Вокруг эшафота замкнуто каре гвардейской пехоты. За ним ближе к виселице жандармский эскадрон. Впереди хор барабанщиков. Сдержанным гулом гудит на версту кругом океан человеческих лиц.

Людским потоком прихлынуло Гаршина к самой войсковой ограде. Вокруг ящики, бочки, скамейки – подножья для зрителей. Рядом, у самой военной изгороди, в малом прямоугольнике, охраняемом жандармами, несколько штатских в нарядных бекешах, в темных перчатках. Они внимательно оглядывают местность и заносят какие-то сведения золотыми карандашиками в щегольские записные книжки. Это корреспонденты больших иностранных газет – «Фигаро», «Таймса», «Винер-Прессе». Гаршина почти вплотную прибило к этой малой площадке. До него доносится беседа журналистов.

– Сложное сооружение, – говорит по-французски господин с острой седой бородкой своему сухому, высокому, бледному спутнику с коротко подстриженными золотистыми усами, – ведь гильотина гораздо проще… Обрез для сигары.

– О, в Тауэре техника повешения на большой высоте, – отвечает англичанин.

– Если уж нужно непременно удушить человека, а не отсечь ему голову, – продолжает француз, – я готов предложить на столбцах «Фигаро» всем европейским правительствам испанскую гарроту.

– Это что же?

– Столб с железным кольцом. Повертывая ручку, сжимаешь винт и удавливаешь осужденного. Необыкновенно просто, чисто и быстро.

– А как производится операция?

– Связанного преступника сажают у самого столба. Накидывают на голову платок. Кольцо размыкается и охватывает шею. Несколько движений руки палача – и все кончено. Снимают платок с головы – фиолетовое лицо. Так в прошлом году казнили в Испании Оливу Монкасси, покусившегося на короля… Однако что там за оживление?

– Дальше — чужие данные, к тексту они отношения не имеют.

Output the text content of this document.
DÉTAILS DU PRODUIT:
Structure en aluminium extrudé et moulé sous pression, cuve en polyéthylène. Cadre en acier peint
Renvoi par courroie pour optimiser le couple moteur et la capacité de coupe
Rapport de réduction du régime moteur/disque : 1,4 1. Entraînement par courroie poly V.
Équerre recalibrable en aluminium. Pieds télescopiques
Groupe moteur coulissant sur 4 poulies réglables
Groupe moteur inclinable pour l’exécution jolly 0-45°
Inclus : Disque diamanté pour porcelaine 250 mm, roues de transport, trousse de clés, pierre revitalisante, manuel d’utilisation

Гаршин, вслед за журналистами, поворачивает голову. Размыкается передний фас гвардейского квадрата. Подъезжает карета. Судейские чиновники неторопливо поднимаются по ступенькам малой эстрады. Впереди молодой невысокий, довольно плотный человек в ослепительно белых перчатках, с каменно бесстрастным и строгим лицом под форменной треугольной шляпой. Седые члены магистратуры словно признают его своим начальником. С поднятой головой и нахмуренными бровями, крепко сжимая губы под короткими черными усиками, он твердо шагает по ступенькам платформы.

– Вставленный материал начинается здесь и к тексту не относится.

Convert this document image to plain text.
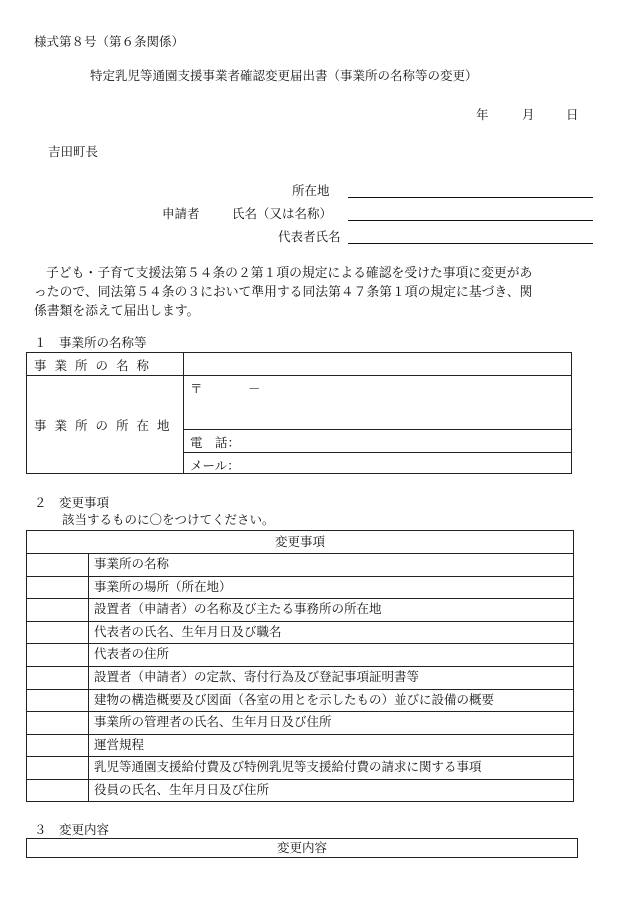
様式第８号（第６条関係）
特定乳児等通園支援事業者確認変更届出書（事業所の名称等の変更）
年	月	日
吉田町長
所在地
申請者	氏名（又は名称）
代表者氏名
子ども・子育て支援法第５４条の２第１項の規定による確認を受けた事項に変更があ
ったので、同法第５４条の３において準用する同法第４７条第１項の規定に基づき、関
係書類を添えて届出します。
１　事業所の名称等
事業所の名称
事業所の所在地
〒	－
電　話：
メール：
２　変更事項
該当するものに〇をつけてください。
変更事項
事業所の名称
事業所の場所（所在地）
設置者（申請者）の名称及び主たる事務所の所在地
代表者の氏名、生年月日及び職名
代表者の住所
設置者（申請者）の定款、寄付行為及び登記事項証明書等
建物の構造概要及び図面（各室の用とを示したもの）並びに設備の概要
事業所の管理者の氏名、生年月日及び住所
運営規程
乳児等通園支援給付費及び特例乳児等支援給付費の請求に関する事項
役員の氏名、生年月日及び住所
３　変更内容
変更内容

– Это молодой Плеве, прокурор палаты, – сообщает корреспонденту-англичанину его старший коллега француз. – Говорят, очаровал императора личным докладом о взрыве в Зимнем дворце. Скоро будет министром.

Гаршин уже слышал это имя восходящего фаворита. Жадно следит за его властным шагом. Вот он подходит к перилам. За ним судейские, пристава, околоточные, жандармские офицеры.

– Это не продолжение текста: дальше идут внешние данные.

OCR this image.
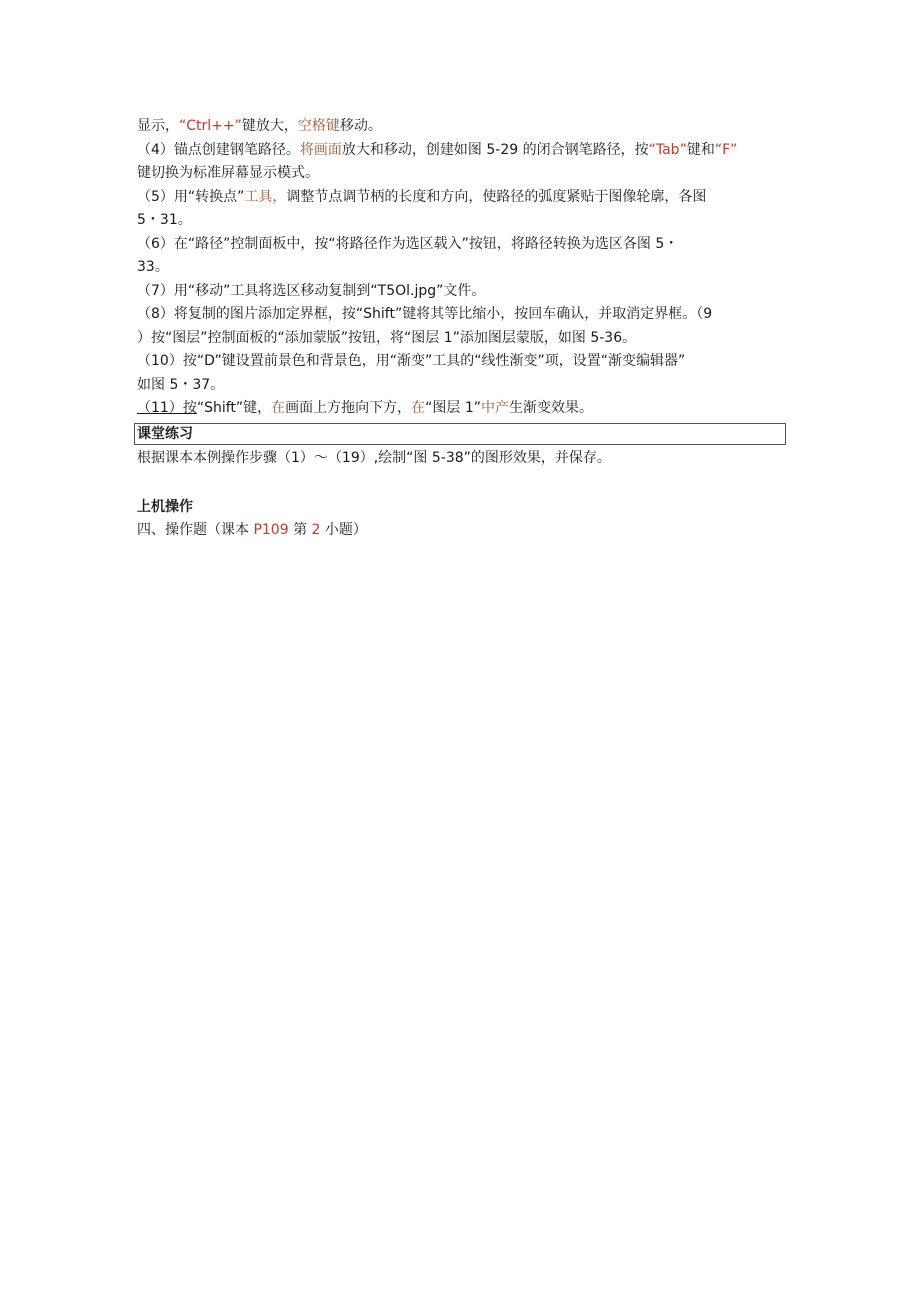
显示，“Ctrl++”键放大，空格键移动。
（4）锚点创建钢笔路径。将画面放大和移动，创建如图 5-29 的闭合钢笔路径，按“Tab”键和“F”
键切换为标准屏幕显示模式。
（5）用“转换点”工具，调整节点调节柄的长度和方向，使路径的弧度紧贴于图像轮廓，各图
5・31。
（6）在“路径”控制面板中，按“将路径作为选区载入”按钮，将路径转换为选区各图 5・
33。
（7）用“移动”工具将选区移动复制到“T5Ol.jpg”文件。
（8）将复制的图片添加定界框，按“Shift”键将其等比缩小，按回车确认，并取消定界框。（9
）按“图层”控制面板的“添加蒙版”按钮，将“图层 1”添加图层蒙版，如图 5-36。
（10）按“D”键设置前景色和背景色，用“渐变”工具的“线性渐变”项，设置“渐变编辑器”
如图 5・37。
（11）按“Shift”键，在画面上方拖向下方，在“图层 1”中产生渐变效果。
课堂练习
根据课本本例操作步骤（1）～（19）,绘制“图 5-38”的图形效果，并保存。
上机操作
四、操作题（课本 P109 第 2 小题）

«Очевидно, прокурор палаты и прочтет указ об отмене казни. Жаль, что такой суровый чиновник возвестит осужденному о прощении. Акты о помиловании должны были бы прочитываться женщинами…»

Снова передний фронт штыков перестраивается и образует проезд. Во весь опор несется извозчичья карета с городовым на козлах. Сквозь стекло виден внутри полицейский офицер. Вот он выходит у самой площадки, выводя за собой огромного, коренастого, атлетического мужчину в синей поддевке с тупым бородатым лицом.

– Это лучший палач у правительства царя Александра, – сообщает соседу француз, – бывший разбойник Фролов…

– О да, – флегматично отзывается англичанин, – этот грабитель стал теперь видным общественным деятелем России.

«К чему же палач, если помилование? Ведь Млодецкий прощен безусловно. Ведь слово диктатора – закон, «пред которым склоняется сам царь… Верно, выполнят весь обряд и в последнюю минуту остановят палача. Так, кажется, водится…»

Рассеянный гул несметного человеческого скопища возрастает и ширится. Неистощимый людской поток устремляется на площадь сплошною черною лавою, словно стиснутый высоким ущельем Николаевской улицы.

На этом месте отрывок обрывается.